Seguro 0803847-23.2020.8.18.0026


Ementa

RECURSO INOMINADO. DIREITO DO CONSUMIDOR. DESCONTOS DE VALORES EM CONTA BANCÁRIA. TARIFAS BANCÁRIAS. SEGURO BRADESCO VIDA E PREVIDÊNCIA. AUSÊNCIA DE DEMONSTRAÇÃO DA CONTRATAÇÃO DO SERVIÇO E DE AUTORIZAÇÃO CONTRATUAL PARA A REALIZAÇÃO DOS DESCONTOS. DEVOLUÇÃO EM DOBRO. DANOS MORAIS NÃO CONFIGURADOS. RECURSO CONHECIDO E PARCIALMENTE PROVIDO. (TJPI - RECURSO INOMINADO CÍVEL 0803847-23.2020.8.18.0026 - Relator: MARIA ZILNAR COUTINHO LEAL - 2ª Turma Recursal - Data 05/09/2024 )

Acórdão


ÓRGÃO JULGADOR : 2ª Turma Recursal

RECURSO INOMINADO CÍVEL (460) No 0803847-23.2020.8.18.0026

RECORRENTE: BRADESCO VIDA E PREVIDENCIA S.A.
REPRESENTANTE: BRADESCO VIDA E PREVIDENCIA S.A.
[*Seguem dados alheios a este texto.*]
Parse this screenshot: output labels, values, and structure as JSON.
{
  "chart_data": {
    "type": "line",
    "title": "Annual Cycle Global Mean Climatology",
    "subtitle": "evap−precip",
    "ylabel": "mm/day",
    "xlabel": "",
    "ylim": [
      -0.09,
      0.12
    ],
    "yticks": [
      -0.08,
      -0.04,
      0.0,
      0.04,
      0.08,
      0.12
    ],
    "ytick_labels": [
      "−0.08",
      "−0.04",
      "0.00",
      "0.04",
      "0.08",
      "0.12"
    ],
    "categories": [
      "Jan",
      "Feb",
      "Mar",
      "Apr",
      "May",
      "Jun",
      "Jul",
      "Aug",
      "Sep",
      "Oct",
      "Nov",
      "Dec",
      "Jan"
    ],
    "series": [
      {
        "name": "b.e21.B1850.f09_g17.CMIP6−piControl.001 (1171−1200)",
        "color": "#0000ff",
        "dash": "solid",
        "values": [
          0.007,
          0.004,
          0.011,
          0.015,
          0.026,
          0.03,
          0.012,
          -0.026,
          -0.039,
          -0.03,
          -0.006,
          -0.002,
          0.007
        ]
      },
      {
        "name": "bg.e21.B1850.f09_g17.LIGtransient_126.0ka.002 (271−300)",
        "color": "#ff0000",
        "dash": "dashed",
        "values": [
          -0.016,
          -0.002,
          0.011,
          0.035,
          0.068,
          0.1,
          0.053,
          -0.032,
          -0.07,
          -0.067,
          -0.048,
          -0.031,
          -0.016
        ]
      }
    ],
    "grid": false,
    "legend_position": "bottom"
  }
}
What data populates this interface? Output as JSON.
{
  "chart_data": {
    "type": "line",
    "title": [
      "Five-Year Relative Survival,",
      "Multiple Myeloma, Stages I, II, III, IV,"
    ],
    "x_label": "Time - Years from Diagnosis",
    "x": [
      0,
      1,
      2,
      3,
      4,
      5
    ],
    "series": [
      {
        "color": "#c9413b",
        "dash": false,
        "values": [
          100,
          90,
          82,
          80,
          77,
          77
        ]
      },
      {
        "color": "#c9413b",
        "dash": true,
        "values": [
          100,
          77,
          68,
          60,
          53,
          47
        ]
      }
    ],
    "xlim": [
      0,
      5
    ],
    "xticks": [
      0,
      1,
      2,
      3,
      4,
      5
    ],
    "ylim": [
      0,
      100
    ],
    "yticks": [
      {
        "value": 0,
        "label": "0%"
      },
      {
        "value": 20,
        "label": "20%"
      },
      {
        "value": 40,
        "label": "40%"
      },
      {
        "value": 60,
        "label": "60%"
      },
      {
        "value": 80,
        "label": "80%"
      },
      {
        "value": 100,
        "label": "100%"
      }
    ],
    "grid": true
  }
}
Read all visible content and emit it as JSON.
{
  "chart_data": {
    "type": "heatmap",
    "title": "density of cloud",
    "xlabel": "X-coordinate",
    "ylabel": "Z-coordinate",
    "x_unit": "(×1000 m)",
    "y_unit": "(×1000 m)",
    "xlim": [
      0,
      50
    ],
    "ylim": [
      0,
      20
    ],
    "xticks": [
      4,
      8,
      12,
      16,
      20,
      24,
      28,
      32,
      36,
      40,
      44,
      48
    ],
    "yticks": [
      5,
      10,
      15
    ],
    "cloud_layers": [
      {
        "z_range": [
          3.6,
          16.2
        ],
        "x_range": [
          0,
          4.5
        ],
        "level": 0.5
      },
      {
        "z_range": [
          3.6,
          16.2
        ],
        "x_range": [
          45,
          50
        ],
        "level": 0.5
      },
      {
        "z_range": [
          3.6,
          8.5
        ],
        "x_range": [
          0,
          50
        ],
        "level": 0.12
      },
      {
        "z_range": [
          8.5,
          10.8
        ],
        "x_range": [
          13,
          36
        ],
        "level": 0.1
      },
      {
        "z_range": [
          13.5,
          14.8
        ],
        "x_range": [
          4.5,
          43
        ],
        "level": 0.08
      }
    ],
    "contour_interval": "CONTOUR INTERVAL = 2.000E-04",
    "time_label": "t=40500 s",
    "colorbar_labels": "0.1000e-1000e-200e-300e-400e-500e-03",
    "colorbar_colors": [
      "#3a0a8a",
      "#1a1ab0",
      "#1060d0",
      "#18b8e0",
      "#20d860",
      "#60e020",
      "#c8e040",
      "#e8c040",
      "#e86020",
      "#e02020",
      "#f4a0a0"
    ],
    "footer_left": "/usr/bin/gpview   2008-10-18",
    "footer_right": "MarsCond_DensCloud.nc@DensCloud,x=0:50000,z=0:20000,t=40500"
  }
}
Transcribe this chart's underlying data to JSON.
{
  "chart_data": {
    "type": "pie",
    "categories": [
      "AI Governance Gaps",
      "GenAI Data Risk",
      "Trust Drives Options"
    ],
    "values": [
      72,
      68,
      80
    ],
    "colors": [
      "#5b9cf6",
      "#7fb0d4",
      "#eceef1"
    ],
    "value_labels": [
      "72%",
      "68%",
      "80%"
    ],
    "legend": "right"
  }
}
Advogado(s) do reclamante: ANTONIO DE MORAES DOURADO NETO

RECORRIDO: MARIA DA LUZ DE OLIVEIRA

Advogado(s) do reclamado: ERIALDO DA LUZ SOARES

RELATOR(A): 2ª Cadeira da 2ª Turma Recursal

 


EMENTA


RECURSO INOMINADO. DIREITO DO CONSUMIDOR. DESCONTOS DE VALORES EM CONTA BANCÁRIA. TARIFAS BANCÁRIAS. SEGURO BRADESCO VIDA E PREVIDÊNCIA. AUSÊNCIA DE DEMONSTRAÇÃO DA CONTRATAÇÃO DO SERVIÇO E DE AUTORIZAÇÃO CONTRATUAL PARA A REALIZAÇÃO DOS DESCONTOS. DEVOLUÇÃO EM DOBRO. DANOS MORAIS NÃO CONFIGURADOS. RECURSO CONHECIDO E PARCIALMENTE PROVIDO.


RELATÓRIO



VOTO


Presentes os pressupostos de admissibilidade, conheço do recurso.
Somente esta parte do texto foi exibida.